4. Il résulte de ce qui précède, sans qu'il soit besoin d'examiner les autres moyens de la requête, que Mme A est fondée à soutenir que c'est à tort que, par le jugement attaqué, le magistrat désigné du tribunal administratif de la Martinique a rejeté les conclusions de sa demande dirigées contre les décisions du préfet de la Martinique du 14 juin 2022 l'obligeant à quitter le territoire dans un délai de trente jours et fixant le pays de destination. Dès lors, ce jugement doit être annulé en tant qu'il rejette les conclusions dirigées contre ces décisions ainsi que ces décisions du 14 juin 2022.

Sur les conclusions à fin d'injonction :

5. Aux termes de l'article L. 614-16 du code de l'entrée et du séjour des étrangers et du droit d'asile : " Si la décision portant obligation de quitter le territoire français est annulée, il est immédiatement mis fin aux mesures de surveillance prévues aux articles L. 721-6, L. 721-7, L. 731-1, L. 731-3, L. 741-1 et L. 743-13, et l'étranger est muni d'une autorisation provisoire de séjour jusqu'à ce que l'autorité administrative ait à nouveau statué sur son cas ".

6. Le présent arrêt qui prononce l'annulation pour excès de pouvoir de la décision d'éloignement prise à l'encontre de Mme A et non une décision refusant de délivrer à celle-ci un titre de séjour, n'implique pas nécessairement, au sens des dispositions de l'article L. 911-1 du code de justice administrative, la délivrance d'une carte de séjour temporaire. En revanche, il incombe au préfet, en application de l'article L. 614-16 précité du code de l'entrée et du séjour des étrangers et du droit d'asile, de munir l'intéressée d'une autorisation provisoire de séjour et de se prononcer sur son droit à un titre de séjour. Dans les circonstances de l'espèce, et en application de l'article L. 911-2 du code de justice administrative, il y a lieu de prescrire au préfet de la Martinique de se prononcer sur la situation de Mme A dans le délai de trois mois à compter de la notification du présent arrêt.

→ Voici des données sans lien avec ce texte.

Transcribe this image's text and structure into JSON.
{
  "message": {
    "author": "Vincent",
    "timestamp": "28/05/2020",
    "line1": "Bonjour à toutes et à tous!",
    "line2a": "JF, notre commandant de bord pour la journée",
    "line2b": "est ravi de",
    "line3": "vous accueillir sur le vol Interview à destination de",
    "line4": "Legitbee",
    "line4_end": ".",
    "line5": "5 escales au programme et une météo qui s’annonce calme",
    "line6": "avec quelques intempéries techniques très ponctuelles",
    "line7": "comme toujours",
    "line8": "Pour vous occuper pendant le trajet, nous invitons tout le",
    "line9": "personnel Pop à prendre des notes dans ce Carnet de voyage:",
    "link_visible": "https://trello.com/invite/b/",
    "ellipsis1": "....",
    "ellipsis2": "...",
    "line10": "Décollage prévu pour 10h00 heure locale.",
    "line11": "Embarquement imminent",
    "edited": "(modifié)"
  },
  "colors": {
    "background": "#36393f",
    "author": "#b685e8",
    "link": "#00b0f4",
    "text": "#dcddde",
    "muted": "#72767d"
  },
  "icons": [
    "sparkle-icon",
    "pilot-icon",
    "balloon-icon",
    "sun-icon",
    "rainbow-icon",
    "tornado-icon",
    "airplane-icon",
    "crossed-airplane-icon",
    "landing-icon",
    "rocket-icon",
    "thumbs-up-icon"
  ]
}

Sur les frais liés à l'instance :

7. Mme A a obtenu le bénéfice de l'aide juridictionnelle totale. Par suite, son avocat peut se prévaloir des dispositions des articles L. 761-1 du code de justice administrative et 37 de la loi du 10 juillet 1991. Il y a lieu, dans les circonstances de l'espèce, de mettre à la charge de l'Etat le versement à Me Corin d'une somme de 1 200 euros, ce versement emportant de la part de Me Corin, avocat de Mme A, renonciation à percevoir la somme correspondant à la part contributive de l'Etat,

D E C I D E :

Article 1er : Le jugement n° 2200415 du tribunal administratif de la Martinique du 14 septembre 2022 est annulé en tant qu'il a rejeté les conclusions de la demande de Mme A tendant à l'annulation des décisions du 14 juin 2022 du préfet de la Martinique l'obligeant à quitter le territoire dans un délai de trente jours et fixant le pays de destination.

Article 2 : Les décisions du 14 juin 2022 du préfet de la Martinique obligeant Mme A à quitter le territoire dans un délai de trente jours et fixant le pays de destination sont annulées.

Article 3 : Il est enjoint au préfet de la Martinique de se prononcer sur la situation de Mme A dans le délai de trois mois à compter de la notification du présent arrêt et de la munir, dans l'attente, d'une autorisation provisoire de séjour.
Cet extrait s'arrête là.